Estaba equivocado, lo reconozco. La nueva tranquilidad no es tan aburrida como me lo parecía el día que le clavamos cuatro al Betis. Tampoco es que sea más entretenida que el final de la temporada pasada... acordaremos en decir que con la permanencia en el bolsillo se está de puta madre, sin más. la nueva tranquilidad no era aburrida por la falta de emoción, era aburrida por la falta de descanso: la sobredosis que llevábamos encima (partidos todos los días y cada tres, uno del Llevant) no era saludable para ningún cuerpo por muy futbolero que se sea o por muy granota se sienta.

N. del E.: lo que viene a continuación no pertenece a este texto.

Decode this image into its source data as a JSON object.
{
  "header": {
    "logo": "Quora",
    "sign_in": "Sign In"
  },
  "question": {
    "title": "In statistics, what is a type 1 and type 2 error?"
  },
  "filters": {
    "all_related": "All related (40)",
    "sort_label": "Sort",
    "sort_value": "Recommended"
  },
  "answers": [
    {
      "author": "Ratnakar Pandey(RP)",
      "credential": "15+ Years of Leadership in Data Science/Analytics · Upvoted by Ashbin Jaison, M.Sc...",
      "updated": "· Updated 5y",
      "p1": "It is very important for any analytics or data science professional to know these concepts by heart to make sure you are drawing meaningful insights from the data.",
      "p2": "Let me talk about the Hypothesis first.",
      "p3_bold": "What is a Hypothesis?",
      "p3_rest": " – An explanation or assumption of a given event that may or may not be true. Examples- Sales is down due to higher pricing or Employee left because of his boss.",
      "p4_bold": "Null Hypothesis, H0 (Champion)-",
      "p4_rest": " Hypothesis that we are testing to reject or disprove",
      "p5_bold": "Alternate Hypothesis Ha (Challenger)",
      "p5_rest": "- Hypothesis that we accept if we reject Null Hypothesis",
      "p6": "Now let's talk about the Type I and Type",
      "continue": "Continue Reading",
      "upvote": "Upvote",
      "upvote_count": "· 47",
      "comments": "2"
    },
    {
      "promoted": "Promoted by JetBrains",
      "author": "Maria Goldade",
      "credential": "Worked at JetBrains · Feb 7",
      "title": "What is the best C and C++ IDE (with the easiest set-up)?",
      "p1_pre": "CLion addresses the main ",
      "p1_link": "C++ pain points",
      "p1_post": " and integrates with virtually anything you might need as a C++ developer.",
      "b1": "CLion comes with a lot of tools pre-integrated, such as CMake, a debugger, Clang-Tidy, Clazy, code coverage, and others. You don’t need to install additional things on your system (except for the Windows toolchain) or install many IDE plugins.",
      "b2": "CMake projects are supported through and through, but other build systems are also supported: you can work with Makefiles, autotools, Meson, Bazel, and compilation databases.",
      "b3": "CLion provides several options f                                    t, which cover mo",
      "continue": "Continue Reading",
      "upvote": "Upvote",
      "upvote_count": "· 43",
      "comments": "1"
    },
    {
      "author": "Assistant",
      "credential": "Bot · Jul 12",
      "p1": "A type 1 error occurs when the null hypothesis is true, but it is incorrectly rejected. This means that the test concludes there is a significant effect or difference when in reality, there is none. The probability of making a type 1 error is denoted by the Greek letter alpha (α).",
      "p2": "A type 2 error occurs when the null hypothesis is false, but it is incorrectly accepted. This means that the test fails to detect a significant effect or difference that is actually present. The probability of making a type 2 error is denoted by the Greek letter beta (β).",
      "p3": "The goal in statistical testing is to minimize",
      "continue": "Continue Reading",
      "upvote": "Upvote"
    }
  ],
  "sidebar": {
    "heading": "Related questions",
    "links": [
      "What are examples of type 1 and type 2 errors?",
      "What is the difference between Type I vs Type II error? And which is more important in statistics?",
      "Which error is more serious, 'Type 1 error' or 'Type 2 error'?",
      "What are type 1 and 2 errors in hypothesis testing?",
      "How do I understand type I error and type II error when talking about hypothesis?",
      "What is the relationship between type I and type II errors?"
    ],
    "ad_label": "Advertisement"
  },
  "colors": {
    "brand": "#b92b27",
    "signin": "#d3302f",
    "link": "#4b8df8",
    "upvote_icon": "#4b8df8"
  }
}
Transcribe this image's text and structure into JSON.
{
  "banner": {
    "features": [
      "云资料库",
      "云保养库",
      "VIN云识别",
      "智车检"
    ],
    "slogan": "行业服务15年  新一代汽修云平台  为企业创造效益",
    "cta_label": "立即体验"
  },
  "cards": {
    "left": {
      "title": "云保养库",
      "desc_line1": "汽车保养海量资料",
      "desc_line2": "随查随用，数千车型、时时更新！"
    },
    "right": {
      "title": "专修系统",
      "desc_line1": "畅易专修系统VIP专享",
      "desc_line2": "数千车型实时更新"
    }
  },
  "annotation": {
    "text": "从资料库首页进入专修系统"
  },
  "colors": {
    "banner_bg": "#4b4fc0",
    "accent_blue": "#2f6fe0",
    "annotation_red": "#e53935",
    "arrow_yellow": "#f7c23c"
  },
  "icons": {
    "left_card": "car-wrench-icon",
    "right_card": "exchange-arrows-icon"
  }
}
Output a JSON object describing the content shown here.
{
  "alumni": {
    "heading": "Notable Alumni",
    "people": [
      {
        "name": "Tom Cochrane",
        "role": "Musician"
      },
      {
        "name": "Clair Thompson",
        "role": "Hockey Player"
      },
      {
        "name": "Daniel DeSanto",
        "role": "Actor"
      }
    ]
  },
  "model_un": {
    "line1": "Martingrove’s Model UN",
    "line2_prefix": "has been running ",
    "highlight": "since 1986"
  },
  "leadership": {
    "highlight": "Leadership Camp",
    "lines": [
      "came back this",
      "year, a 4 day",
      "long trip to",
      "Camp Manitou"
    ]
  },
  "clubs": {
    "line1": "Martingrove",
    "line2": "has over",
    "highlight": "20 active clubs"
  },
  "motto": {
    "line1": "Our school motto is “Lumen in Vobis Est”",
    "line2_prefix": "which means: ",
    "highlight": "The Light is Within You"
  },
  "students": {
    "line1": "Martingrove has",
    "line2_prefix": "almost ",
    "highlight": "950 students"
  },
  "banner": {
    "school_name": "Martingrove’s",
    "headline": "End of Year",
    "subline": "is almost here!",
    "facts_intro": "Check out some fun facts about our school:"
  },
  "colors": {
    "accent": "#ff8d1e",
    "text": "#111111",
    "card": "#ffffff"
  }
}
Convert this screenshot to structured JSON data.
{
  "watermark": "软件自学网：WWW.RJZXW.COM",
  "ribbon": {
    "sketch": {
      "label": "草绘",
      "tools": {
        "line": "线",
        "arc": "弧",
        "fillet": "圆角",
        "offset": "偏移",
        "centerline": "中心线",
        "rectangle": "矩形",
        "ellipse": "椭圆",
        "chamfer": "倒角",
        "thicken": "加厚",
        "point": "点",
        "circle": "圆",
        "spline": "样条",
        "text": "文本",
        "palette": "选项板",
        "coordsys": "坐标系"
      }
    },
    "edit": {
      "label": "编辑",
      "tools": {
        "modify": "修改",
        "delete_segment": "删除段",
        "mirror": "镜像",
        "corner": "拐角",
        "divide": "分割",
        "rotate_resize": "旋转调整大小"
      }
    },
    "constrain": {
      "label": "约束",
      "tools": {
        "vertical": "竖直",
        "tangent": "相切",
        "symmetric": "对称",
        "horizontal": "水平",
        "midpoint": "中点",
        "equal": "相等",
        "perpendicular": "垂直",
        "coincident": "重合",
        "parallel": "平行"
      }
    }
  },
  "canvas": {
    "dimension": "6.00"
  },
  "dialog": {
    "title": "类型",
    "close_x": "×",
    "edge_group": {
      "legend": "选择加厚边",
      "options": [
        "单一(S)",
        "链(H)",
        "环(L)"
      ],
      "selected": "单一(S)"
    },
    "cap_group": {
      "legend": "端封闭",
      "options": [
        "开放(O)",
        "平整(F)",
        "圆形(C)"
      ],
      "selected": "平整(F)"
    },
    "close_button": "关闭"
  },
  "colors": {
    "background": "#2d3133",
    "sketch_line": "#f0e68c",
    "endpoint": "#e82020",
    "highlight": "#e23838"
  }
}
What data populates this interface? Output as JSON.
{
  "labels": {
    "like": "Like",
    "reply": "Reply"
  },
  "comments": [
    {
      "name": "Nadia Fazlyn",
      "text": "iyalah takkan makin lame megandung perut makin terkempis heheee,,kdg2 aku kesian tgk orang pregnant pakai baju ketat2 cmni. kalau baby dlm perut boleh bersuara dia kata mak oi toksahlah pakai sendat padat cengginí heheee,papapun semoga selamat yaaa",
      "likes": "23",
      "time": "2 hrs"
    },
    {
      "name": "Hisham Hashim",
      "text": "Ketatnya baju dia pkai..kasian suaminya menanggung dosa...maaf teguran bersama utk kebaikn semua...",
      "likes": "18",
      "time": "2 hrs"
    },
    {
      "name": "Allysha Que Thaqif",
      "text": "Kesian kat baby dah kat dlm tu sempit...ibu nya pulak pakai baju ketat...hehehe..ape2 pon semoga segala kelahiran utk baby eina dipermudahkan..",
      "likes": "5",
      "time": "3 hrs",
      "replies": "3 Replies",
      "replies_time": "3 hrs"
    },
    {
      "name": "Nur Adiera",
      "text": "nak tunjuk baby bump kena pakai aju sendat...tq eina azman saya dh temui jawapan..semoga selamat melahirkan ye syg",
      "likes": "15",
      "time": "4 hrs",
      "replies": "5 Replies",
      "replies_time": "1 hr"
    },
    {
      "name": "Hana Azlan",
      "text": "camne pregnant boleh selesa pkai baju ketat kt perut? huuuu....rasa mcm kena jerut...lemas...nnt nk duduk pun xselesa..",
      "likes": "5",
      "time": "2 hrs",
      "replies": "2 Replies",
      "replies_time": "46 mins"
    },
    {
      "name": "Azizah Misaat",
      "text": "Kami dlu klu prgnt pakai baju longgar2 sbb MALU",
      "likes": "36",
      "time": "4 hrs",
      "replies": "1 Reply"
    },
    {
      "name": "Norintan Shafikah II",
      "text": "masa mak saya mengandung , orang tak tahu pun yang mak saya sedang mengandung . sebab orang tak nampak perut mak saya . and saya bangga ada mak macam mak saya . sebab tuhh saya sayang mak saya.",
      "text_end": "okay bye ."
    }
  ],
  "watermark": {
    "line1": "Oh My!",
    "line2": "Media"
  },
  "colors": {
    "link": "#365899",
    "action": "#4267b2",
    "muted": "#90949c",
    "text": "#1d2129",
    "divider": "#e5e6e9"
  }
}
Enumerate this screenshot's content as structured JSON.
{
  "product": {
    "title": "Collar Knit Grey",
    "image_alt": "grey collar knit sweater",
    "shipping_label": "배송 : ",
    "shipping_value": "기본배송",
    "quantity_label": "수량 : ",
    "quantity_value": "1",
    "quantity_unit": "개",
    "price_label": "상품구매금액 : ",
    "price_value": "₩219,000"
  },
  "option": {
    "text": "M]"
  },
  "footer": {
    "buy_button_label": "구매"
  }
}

Y pensar que Maldini vive así... elevemos una oración por su alma. El día del Mallorca no pude ver la primera mitad y en la segunda estuve jugando al Tetris, el día del Athletic preferí exprimir a Doña Fórmula 1, y por eso llegué al partido contra el Celta con el suficiente descanso y con las necesarias ganas para poder comprobar que des del balcó de l'Ajuntament la mascletà sona encara millor. Es una maravilla oír los petardos del descenso desde la atalaya de los cuarenta y tantos puntos, y es un poco más maravilloso ver jugar al Levante con la seguridad de que sea cual sea el resultado el año que viene seguiremos en Primera División y contaremos con otra oportunidad de ganar en Mestalla de una puta vez.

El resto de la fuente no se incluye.